Does every dimension have an explicit outcome (pass / pass_with_notes / concern / fail)? Weight: required.
Does every blocking finding cite a specific spec requirement? Weight: required.
Does the output distinguish blocking from non-blocking findings? Weight: required.
Can a machine extract all findings from the output without ambiguity? Weight: high.
Are dimensions evaluated independently — no bleed between verdicts? Weight: high.
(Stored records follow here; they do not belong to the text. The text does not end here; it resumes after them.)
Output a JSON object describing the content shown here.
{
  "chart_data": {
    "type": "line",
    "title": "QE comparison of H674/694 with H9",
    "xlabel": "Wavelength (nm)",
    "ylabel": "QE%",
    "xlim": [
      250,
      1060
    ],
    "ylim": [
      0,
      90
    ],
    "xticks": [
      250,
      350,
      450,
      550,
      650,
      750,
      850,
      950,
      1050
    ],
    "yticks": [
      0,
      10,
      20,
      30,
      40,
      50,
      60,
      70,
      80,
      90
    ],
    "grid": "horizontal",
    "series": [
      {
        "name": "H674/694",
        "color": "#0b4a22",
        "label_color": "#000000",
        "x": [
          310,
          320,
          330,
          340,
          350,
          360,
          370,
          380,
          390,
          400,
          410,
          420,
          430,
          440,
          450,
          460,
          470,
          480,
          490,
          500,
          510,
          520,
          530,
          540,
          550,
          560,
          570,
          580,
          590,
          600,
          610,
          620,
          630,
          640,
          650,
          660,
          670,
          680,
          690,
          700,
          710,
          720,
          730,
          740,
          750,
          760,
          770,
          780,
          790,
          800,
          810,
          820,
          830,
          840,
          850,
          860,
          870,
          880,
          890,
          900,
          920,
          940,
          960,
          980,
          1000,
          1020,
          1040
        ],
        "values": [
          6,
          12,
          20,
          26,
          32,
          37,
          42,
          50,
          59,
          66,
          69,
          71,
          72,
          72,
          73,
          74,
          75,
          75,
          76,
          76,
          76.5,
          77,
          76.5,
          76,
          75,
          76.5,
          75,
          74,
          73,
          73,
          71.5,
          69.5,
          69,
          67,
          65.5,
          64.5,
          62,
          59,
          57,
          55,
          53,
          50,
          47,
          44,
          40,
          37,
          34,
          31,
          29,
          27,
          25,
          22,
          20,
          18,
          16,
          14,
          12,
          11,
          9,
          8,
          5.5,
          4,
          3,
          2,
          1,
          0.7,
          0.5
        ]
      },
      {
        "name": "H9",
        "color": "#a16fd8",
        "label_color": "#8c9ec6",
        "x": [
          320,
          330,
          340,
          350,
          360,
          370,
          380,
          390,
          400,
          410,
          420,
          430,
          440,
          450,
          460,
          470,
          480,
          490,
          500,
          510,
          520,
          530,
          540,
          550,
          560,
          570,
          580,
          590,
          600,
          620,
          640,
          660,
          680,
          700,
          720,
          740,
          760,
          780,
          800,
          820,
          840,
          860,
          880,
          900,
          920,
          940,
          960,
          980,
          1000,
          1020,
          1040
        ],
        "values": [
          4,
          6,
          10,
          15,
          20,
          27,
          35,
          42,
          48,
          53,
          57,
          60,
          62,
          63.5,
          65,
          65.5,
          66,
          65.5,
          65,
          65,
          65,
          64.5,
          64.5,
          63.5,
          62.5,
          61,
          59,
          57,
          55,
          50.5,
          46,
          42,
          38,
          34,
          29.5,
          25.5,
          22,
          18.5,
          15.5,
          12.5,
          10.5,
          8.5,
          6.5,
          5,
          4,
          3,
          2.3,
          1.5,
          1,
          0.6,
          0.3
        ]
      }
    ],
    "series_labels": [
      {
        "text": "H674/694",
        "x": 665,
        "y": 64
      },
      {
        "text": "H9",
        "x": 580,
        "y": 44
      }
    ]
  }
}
Is every "approved" or "pass" verdict backed by at least one evidence citation? Weight: high.
Does the output avoid qualitative prose in place of structured data? Weight: medium.

Questions This Skill Answers

How do I review code changes against a specification?
What dimensions should I evaluate during code review?
How do I classify a finding as blocking vs non-blocking?
What format should my review output use?
When should I stop and report missing context during review?
What does a well-evidenced "approved" verdict look like?
How do I handle ambiguous or incomplete spec sections during review?
What is the difference between a concern and a fail?
How do I avoid rubber-stamping a review?